Cet article a été initialement publié dans le magazine Macleans (30/01/1995)
Bridges, train trestles and elevated highways collapsed, sending hapless passengers plummeting to their deaths. Apartment buildings crumpled and fell, crushing terrified occupants still huddled in their beds. Next, fires raged through the ruined city, incinerating people trapped under towering heaps of rubble and sending dazed survivors scurrying for safety into smoke-filled, buckled streets. A vision from hell? That is how many residents of Kobe described the earthquake that struck central Japan at 5:46 a.m. on Jan. 17, rumbling across Honshu Island from the Pacific Ocean to the Sea of Japan. "Our world exploded around us here," said Dennis Doucet, a former Vancouver-area resident teaching in Kobe. "It's just as though a bomb had gone off." But as calamitous as the predawn tremor was, the fact that it occurred before the morning rush hour almost certainly spared many thousands of additional lives. "If the earthquake had occurred a couple of hours later, it would have been a massive, chaotic disaster," said Yoshiaki Kawata of Kyoto University's Disaster Research Institute.

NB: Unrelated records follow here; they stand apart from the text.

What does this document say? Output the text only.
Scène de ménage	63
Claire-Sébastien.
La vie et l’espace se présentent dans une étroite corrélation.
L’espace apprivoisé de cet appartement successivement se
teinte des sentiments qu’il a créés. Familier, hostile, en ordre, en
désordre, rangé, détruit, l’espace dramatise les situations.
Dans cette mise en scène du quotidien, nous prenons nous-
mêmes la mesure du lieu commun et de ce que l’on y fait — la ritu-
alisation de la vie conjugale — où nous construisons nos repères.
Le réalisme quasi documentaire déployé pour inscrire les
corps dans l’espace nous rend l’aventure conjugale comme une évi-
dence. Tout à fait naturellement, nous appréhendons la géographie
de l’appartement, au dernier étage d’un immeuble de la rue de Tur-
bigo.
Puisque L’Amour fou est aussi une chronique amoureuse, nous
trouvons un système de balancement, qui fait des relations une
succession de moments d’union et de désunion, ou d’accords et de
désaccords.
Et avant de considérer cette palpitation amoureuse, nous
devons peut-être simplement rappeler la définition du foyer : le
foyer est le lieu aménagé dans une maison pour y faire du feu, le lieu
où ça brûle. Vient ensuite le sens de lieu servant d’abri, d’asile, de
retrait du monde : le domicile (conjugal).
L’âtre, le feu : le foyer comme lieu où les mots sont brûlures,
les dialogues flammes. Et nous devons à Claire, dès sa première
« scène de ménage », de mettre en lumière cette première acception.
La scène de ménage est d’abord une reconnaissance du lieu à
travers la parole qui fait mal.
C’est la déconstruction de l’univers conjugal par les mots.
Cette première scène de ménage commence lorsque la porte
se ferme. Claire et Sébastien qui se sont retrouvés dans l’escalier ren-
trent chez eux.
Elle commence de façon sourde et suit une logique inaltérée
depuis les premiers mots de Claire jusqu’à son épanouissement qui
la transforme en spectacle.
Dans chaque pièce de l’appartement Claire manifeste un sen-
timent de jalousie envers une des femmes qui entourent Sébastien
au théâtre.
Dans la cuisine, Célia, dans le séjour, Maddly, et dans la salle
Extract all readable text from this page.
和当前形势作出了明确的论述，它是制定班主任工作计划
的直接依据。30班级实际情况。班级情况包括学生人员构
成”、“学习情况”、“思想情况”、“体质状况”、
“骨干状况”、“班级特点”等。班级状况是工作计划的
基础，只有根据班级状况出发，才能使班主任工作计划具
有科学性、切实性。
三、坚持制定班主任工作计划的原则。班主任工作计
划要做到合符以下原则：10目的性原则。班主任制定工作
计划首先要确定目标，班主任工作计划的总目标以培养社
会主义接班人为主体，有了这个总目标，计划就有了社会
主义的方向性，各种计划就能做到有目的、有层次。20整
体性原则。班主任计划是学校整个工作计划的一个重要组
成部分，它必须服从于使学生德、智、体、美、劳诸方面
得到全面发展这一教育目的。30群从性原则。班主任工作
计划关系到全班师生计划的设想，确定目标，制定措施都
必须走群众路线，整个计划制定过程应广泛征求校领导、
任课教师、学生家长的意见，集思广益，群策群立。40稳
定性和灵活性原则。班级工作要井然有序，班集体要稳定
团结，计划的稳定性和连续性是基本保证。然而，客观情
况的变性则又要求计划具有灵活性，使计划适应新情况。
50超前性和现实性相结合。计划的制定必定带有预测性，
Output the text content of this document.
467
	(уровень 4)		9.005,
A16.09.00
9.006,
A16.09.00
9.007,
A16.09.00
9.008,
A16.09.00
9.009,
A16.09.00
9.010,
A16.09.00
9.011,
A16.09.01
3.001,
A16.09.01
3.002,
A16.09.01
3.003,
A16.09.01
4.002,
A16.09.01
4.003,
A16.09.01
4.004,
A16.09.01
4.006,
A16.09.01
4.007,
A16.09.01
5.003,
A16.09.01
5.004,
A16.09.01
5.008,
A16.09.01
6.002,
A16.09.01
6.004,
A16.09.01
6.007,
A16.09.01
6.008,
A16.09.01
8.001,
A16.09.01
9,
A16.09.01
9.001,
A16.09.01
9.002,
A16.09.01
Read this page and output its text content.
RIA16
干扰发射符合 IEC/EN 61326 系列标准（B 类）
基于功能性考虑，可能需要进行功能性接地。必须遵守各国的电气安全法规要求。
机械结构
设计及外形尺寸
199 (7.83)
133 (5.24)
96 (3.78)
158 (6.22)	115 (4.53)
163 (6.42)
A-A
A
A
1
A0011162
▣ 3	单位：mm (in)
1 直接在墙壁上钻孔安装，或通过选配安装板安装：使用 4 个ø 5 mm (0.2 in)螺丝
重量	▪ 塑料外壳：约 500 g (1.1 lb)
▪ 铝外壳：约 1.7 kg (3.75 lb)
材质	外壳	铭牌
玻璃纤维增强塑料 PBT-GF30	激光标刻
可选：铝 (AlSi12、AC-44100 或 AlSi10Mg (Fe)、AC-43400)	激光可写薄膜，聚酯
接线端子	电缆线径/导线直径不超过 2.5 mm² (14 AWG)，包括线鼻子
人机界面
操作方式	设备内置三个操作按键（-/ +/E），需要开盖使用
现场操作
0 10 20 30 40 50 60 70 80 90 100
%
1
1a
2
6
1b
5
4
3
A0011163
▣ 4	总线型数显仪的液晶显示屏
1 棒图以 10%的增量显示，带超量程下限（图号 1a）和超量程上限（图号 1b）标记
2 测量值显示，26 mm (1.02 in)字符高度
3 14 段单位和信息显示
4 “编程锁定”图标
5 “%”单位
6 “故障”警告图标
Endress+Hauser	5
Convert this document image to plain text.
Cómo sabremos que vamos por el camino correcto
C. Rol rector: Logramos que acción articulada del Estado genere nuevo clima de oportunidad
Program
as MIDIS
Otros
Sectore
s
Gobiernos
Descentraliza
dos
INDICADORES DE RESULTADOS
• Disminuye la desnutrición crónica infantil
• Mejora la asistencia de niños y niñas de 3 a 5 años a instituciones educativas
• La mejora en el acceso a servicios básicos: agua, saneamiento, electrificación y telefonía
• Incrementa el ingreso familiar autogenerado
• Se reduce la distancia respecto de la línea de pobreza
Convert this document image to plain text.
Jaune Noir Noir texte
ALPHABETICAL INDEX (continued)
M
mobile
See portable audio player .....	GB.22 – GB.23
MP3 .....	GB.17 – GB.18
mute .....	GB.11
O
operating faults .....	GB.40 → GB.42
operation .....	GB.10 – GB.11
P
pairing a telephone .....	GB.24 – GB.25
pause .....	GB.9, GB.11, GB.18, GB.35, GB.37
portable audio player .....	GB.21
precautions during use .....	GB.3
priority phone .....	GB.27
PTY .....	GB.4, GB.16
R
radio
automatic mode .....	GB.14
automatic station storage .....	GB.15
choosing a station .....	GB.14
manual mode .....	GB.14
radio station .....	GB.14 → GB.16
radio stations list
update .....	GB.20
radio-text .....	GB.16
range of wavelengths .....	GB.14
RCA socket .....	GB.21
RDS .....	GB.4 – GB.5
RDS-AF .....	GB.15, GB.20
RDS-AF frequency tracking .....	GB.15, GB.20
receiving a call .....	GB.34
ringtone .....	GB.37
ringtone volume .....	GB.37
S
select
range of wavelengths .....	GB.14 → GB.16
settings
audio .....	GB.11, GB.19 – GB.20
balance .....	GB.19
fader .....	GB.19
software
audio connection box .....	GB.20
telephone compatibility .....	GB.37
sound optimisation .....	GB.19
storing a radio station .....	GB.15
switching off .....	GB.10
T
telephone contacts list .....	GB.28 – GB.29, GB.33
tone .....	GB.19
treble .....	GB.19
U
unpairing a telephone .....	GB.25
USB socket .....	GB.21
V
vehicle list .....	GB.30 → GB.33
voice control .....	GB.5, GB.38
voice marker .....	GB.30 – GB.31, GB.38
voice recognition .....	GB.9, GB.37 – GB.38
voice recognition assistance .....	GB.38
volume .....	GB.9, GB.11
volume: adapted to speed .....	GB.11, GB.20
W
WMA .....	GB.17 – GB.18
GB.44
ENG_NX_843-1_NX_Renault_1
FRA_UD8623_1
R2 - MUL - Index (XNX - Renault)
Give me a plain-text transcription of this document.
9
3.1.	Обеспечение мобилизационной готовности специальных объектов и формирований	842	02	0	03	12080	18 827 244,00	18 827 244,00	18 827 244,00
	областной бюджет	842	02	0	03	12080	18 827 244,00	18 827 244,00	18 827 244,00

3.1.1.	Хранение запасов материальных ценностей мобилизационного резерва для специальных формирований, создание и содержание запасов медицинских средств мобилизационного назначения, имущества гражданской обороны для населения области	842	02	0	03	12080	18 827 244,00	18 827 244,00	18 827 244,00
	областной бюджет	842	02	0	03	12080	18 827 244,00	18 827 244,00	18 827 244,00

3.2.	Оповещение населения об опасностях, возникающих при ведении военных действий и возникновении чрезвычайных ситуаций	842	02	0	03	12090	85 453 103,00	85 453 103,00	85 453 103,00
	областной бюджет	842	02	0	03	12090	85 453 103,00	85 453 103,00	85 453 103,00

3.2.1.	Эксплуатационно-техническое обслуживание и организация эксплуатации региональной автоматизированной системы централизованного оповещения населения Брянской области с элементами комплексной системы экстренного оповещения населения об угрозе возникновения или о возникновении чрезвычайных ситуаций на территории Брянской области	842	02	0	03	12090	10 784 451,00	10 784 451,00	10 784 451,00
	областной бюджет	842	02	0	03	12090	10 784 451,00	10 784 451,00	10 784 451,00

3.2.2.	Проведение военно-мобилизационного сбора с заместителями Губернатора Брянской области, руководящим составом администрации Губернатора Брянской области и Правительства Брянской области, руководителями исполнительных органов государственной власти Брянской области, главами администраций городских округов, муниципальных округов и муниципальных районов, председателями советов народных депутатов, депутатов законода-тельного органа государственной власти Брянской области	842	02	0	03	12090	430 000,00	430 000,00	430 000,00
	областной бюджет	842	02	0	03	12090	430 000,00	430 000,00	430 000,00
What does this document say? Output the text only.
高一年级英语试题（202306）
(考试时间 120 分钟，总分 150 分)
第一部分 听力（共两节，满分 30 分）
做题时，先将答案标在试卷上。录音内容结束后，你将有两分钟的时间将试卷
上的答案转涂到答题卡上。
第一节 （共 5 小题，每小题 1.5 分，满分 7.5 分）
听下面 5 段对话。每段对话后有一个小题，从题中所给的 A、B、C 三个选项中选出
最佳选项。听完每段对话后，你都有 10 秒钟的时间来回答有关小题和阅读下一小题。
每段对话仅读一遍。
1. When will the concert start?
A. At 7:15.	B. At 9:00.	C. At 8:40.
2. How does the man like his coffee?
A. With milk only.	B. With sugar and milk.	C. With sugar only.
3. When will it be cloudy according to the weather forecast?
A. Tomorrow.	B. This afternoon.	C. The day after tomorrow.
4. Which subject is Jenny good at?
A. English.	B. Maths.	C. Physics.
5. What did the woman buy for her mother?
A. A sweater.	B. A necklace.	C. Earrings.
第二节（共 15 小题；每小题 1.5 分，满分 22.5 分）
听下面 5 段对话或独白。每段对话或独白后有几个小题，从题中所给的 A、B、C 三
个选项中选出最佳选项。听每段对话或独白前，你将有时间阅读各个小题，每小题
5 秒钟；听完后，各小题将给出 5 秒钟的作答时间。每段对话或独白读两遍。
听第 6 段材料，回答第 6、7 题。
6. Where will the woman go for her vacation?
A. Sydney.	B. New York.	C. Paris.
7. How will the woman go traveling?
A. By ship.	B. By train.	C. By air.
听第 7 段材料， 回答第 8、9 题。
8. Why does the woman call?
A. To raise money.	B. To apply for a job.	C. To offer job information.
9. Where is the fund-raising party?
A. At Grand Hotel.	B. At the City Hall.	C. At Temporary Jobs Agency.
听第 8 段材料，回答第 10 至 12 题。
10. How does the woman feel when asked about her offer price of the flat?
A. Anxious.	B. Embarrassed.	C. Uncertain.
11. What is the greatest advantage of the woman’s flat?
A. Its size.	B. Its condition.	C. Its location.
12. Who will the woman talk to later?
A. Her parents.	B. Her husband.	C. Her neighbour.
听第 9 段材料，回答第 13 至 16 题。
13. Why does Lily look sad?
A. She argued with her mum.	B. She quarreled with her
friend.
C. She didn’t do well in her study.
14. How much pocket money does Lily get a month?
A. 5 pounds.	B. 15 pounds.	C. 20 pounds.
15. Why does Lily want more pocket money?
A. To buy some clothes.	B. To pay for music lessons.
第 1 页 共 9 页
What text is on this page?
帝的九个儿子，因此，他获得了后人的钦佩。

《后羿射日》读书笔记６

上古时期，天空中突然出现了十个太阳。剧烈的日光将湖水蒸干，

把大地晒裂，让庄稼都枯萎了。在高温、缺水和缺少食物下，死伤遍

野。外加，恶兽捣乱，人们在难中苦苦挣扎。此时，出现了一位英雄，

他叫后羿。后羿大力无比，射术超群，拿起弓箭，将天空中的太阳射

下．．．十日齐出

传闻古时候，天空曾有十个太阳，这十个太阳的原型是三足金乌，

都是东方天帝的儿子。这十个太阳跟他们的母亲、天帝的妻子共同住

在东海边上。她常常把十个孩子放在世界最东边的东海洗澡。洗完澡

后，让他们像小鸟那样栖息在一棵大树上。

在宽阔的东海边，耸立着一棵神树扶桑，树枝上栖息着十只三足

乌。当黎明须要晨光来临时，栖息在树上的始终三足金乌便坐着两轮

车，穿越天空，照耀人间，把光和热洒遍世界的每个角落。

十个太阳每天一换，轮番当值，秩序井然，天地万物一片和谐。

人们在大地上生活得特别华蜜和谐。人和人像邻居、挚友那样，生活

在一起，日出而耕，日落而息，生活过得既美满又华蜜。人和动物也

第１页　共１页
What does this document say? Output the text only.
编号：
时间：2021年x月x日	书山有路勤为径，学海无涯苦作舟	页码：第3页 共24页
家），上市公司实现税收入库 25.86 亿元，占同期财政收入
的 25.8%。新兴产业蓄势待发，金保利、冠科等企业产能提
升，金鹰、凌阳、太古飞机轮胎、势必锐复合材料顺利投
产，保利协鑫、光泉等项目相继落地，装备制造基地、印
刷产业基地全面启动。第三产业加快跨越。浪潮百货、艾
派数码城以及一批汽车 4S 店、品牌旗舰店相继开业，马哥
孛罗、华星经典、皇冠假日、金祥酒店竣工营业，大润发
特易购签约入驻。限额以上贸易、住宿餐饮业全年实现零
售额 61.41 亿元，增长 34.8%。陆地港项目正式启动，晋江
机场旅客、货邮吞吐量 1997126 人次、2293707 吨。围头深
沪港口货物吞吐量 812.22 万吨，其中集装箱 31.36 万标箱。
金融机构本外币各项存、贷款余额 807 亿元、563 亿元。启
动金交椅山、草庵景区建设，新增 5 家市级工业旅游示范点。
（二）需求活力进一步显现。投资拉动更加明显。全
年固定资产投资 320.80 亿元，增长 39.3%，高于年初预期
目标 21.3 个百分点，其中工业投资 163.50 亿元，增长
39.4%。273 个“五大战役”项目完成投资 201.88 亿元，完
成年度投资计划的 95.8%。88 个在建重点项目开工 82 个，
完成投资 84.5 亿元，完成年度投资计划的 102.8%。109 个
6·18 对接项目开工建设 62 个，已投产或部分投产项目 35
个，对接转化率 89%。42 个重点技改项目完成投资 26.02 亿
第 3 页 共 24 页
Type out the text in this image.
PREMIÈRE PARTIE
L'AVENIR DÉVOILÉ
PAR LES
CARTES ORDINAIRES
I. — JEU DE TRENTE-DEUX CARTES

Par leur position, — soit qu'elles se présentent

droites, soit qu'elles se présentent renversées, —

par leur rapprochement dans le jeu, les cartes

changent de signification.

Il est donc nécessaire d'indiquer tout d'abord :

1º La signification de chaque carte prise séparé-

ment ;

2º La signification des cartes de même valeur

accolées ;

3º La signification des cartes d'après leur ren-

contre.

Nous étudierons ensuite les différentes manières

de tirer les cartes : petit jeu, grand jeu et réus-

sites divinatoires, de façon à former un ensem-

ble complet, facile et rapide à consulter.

As it was, the 20-second jolt took a heavy toll. More than 4,900 people were killed, with another 26,000 injured and 300,000 left homeless. Most of the casualties and damage occurred in Kobe, an international port city of 1.4 million people, including some 1,100 Canadians. The quake also shook Osaka, Japan's second-largest city, and the ancient capital of Kyoto. Adding to the anguish of survivors was a government warning that a strong aftershock was likely to rock the quake zone within a month. After surveying the devastation in Kobe, a clearly shaken Prime Minister Tomiichi Murayama said: "I have seen nothing like it. This is far beyond anybody's imagination."
In fact, the Kobe quake was Japan's worst natural disaster since the 1923 Great Kanto Earthquake, which claimed 140,000 lives in Tokyo and Osaka. Since then, the island nation has invested billions of dollars in early warning systems and sophisticated construction techniques aimed at ensuring that 50-storey skyscrapers survive even the biggest shocks. But with nearly 10,000 buildings in Kobe in ruins, and twice that many severely damaged in the quake zone, construction experts were forced to wrestle with the question of why the destruction had been so dramatic. During a parliamentary session in Tokyo, Murayama pledged a major revision of the nation's disaster policies. Among other things, the government will upgrade its capacity to forecast earthquakes and analyze collapsed buildings and roads so the country can make its structures more resilient to tremors. "It is imperative that we rethink and restructure our disaster relief policies for the whole of Japan," he said.
Experts had been warning for several weeks of a major earthquake in central Japan, one of the world's most active seismic hot spots. Nearly 1,000 tremors of varying intensity ripple through the country's islands each day, and more than 160,000 Japanese have been killed by quakes since the turn of the century. Last year alone, there were several quakes bigger than the one in Kobe, which registered 7.2 on the open-ended Richter scale. But those mostly struck sparsely populated areas of the north. Indeed, when a quake measuring 7.5 on the Richter scale hit the city of Hachinohe in northern Japan on Dec. 28, only three people were killed.
The Kobe quake also heightened fears in the Tokyo area, which has been struck by major tremors roughly every 70 years over the past three-and-a-half centuries - the last time in 1923. Japan's capital region, home to some 30 million people, is situated on the Kanto Plain, where three active tectonic plates are gradually converging. Experts predict that the level of death and destruction from a big quake in Tokyo would far surpass that in Kobe. Much of the capital's industry has been built on landfill that would likely liquify during a major tremor. In addition, the city is honeycombed by underground gas lines that would rupture and feed fires; its maze of narrow, congested streets would hamper rescue efforts; and many of its older high-rise buildings have not been quake-proofed. Using a computer simulation, the Tokyo Fire Defense Agency predicted last week that an earthquake as intense as the Kobe tremor would kill or injure some 67,700 people in the capital region, cause 1,000 fires and destroy 1.84 million square yards of property in one hour.
More than 72 hours after the quake rocked Kobe, most residents were still without electricity, gas and water. Fires continued to burn and new blazes broke out in damaged buildings, sparked by power surges and, in several cases, by rescuers digging for survivors near broken gas pipes. City officials warned repeatedly of the danger from aftershocks and poor sanitary conditions. And some experts predicted that reconstruction would take months, if not years, at an estimated cost of $85 billion.
Complaining of a slow government response to the crisis, many survivors fled the city on foot and in cars, clogging secondary roads connecting Kobe with nearby Osaka. Hundreds of thousands of others packed into evacuation centres to escape the winter chill, the strain of their ordeal clearly showing. Outside one such centre, a school gymnasium, an elderly man stood wrapped in a blanket, tears running down his cheeks. "This is like after the Second World War," he said. "We suffered so much. I am too old to suffer the same fate once again."